Non merita di essere conosciuto se non ciò che può non essere insegnato.
La nostra nullità dovrebbe moderare la nostra ambizione; d'altronde questa nasce proprio da quella.
Che si siano sempre pregati gli dèi è umano, ma ciò non depone, a dire il vero, in favore della nostra eleganza. Meno che mai della loro.
La vanità è essenzialmente spettacolo e teatro, due parole che rimandano all'atto del guardare, osservare, contemplare, ammirare: nessuno sarebbe vanitoso, nessuno anzi avrebbe alcuna ragione di manifestarsi nel minimo gesto, se non potesse vedersi e, soprattutto, essere visto.
Cristo in vicinanza della morte trema, piange, si abbandona alla disperazione. Socrate conversa serenamente con i suoi discepoli sull'immortalità.

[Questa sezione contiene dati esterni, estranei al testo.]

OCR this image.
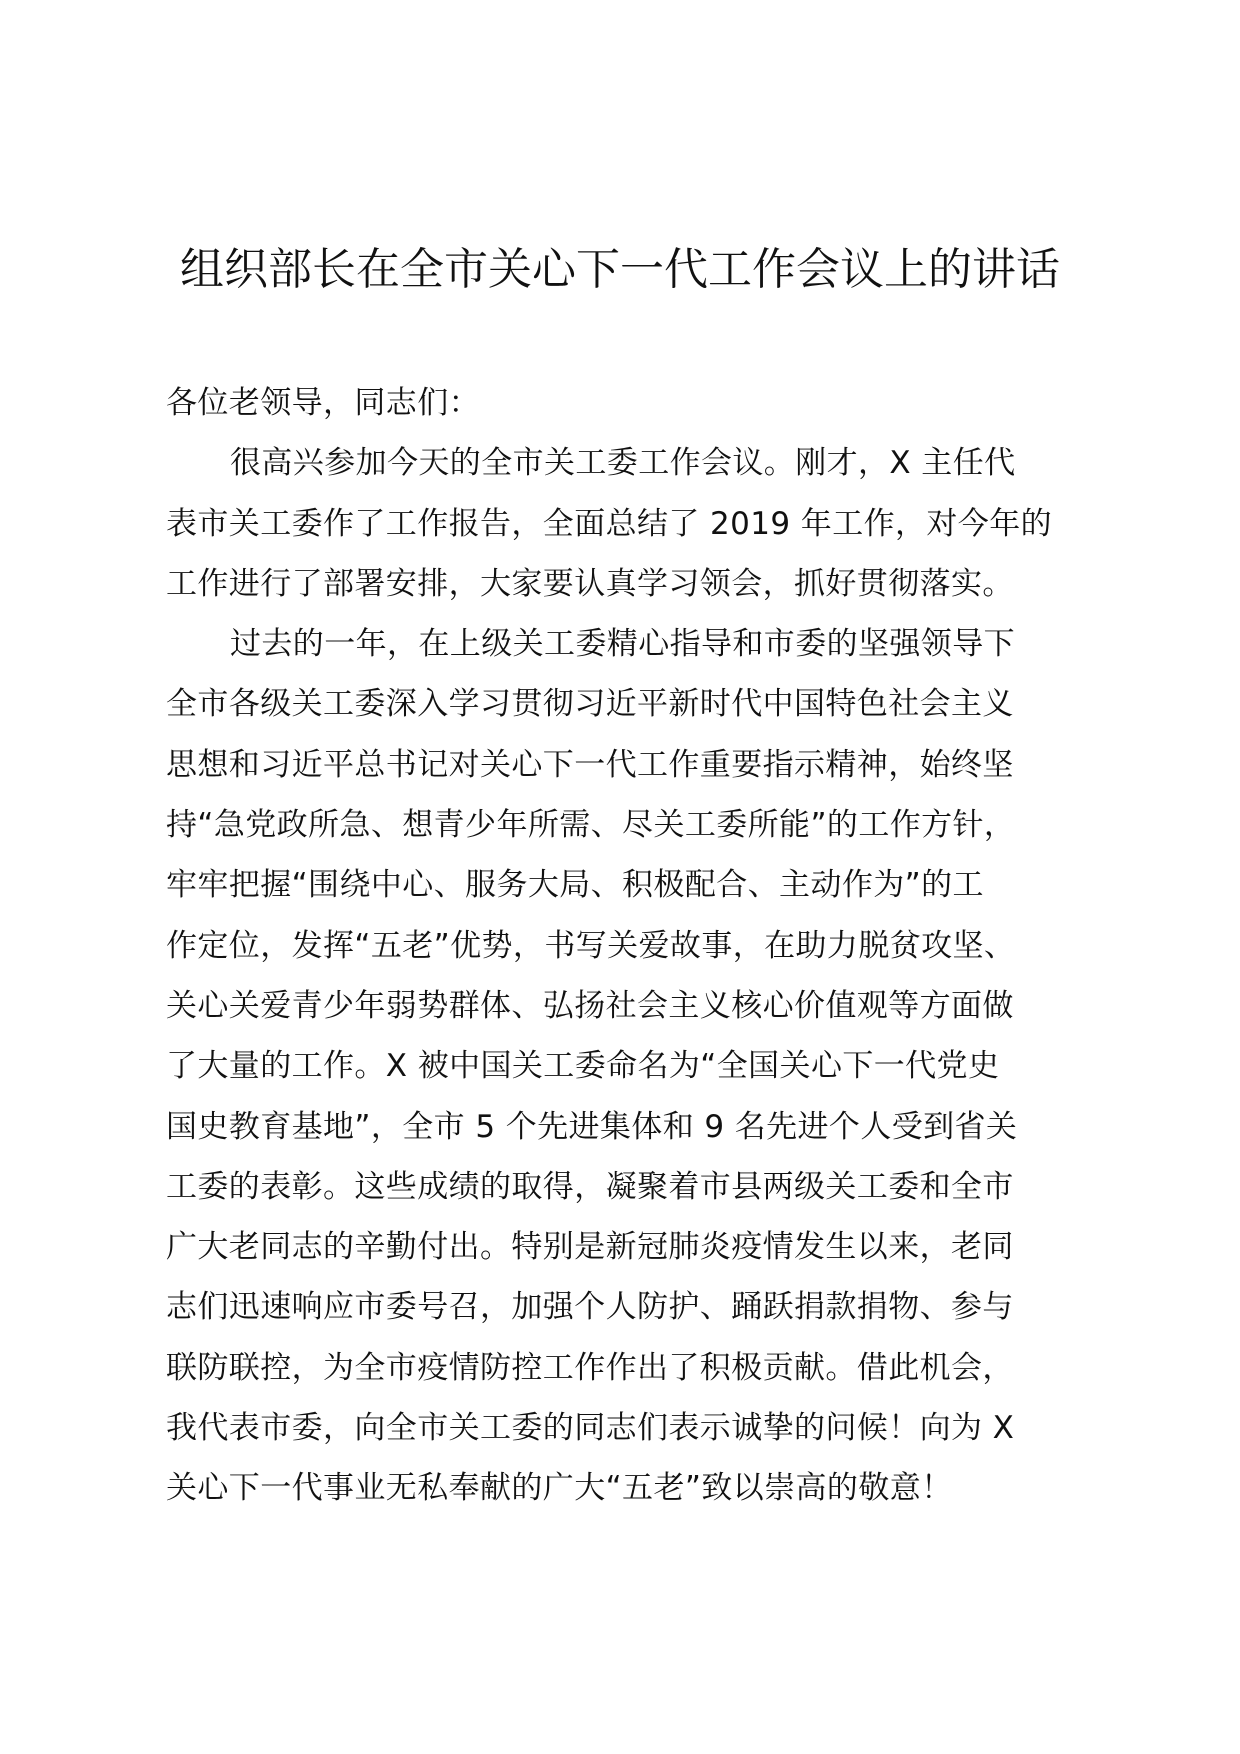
组织部长在全市关心下一代工作会议上的讲话
各位老领导，同志们：
很高兴参加今天的全市关工委工作会议。刚才，X 主任代
表市关工委作了工作报告，全面总结了 2019 年工作，对今年的
工作进行了部署安排，大家要认真学习领会，抓好贯彻落实。
过去的一年，在上级关工委精心指导和市委的坚强领导下
全市各级关工委深入学习贯彻习近平新时代中国特色社会主义
思想和习近平总书记对关心下一代工作重要指示精神，始终坚
持“急党政所急、想青少年所需、尽关工委所能”的工作方针，
牢牢把握“围绕中心、服务大局、积极配合、主动作为”的工
作定位，发挥“五老”优势，书写关爱故事，在助力脱贫攻坚、
关心关爱青少年弱势群体、弘扬社会主义核心价值观等方面做
了大量的工作。X 被中国关工委命名为“全国关心下一代党史
国史教育基地”，全市 5 个先进集体和 9 名先进个人受到省关
工委的表彰。这些成绩的取得，凝聚着市县两级关工委和全市
广大老同志的辛勤付出。特别是新冠肺炎疫情发生以来，老同
志们迅速响应市委号召，加强个人防护、踊跃捐款捐物、参与
联防联控，为全市疫情防控工作作出了积极贡献。借此机会，
我代表市委，向全市关工委的同志们表示诚挚的问候！向为 X
关心下一代事业无私奉献的广大“五老”致以崇高的敬意！
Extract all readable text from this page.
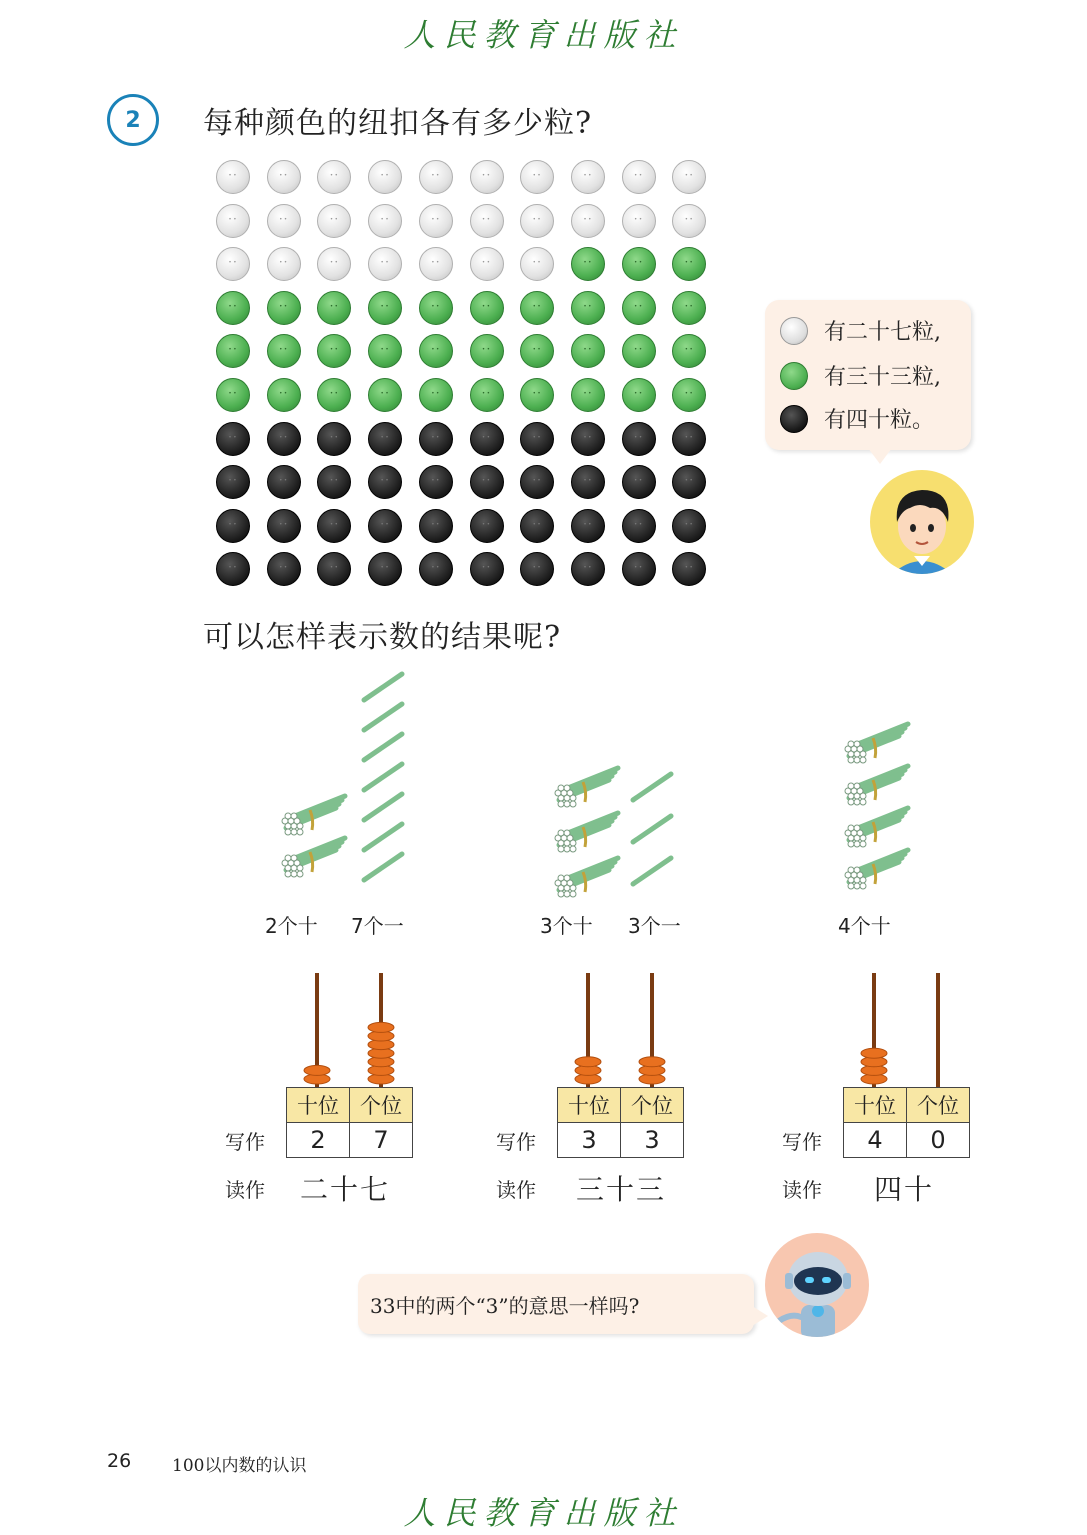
人民教育出版社
2	每种颜色的纽扣各有多少粒?
··
··
··
··
··
··
··
··
··
··
··
··
··
··
··
··
··
··
··
··
··
··
··
··
··
··
··
··
··
··
··
··
··
··
··
··
··
··
··
··
··
··
··
··
··
··
··
··
··
··
··
··
··
··
··
··
··
··
··
··
··
··
··
··
··
··
··
··
··
··
··
··
··
··
··
··
··
··
··
··
··
··
··
··
··
··
··
··
··
··
··
··
··
··
··
··
··
··
··
··
有二十七粒,
有三十三粒,
有四十粒。
可以怎样表示数的结果呢?
2个十 7个一	3个十 3个一	4个十
十位	个位
2	7
写作
读作 二十七
十位	个位
3	3
写作
读作 三十三
十位	个位
4	0
写作
读作 四十
33中的两个“3”的意思一样吗?
26 100以内数的认识
人民教育出版社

Oltre un certo grado la bellezza, come l'eleganza, non è più una semplice sfida all'imperfezione e alla miseria del mondo, ma una provocazione, anzi un oltraggio: ciò spiega l'odio che non poca gente nutre verso di essa.
La conoscenza è l'artificio che la vita ha inventato per dimenticare ciò che essa è: una vertigine immane.
Per conoscere la strada che hai di fronte, chiedi a chi è sulla via del ritorno.
"Conosci te stesso" è un ottimo precetto, ma sta soltanto a Dio il metterlo in pratica: chi altri se non Lui può conoscere la propria essenza?
Possiamo vedere e conoscere soltanto ciò che di noi è morto. Conoscersi è morire.
Fede e conoscenza rinchiuse nella medesima testa non vanno d'accordo; ci stanno come un lupo e una pecora chiusi nella medesima gabbia: e la conoscenza è il lupo che minaccia di divorare la vicina.
Per conoscere qualcosa di sé bisogna conoscere tutto degli altri.
La conoscenza del prossimo ha questo di speciale: passa necessariamente attraverso la conoscenza di se stesso.
Se un uomo la mattina conosce la retta via, potrà morire la sera stessa senza alcun rimpianto.
Condividi la tua conoscenza. È un modo di raggiungere l'immortalità.
Il dramma del cornuto, è il dramma dell'uomo: la conoscenza.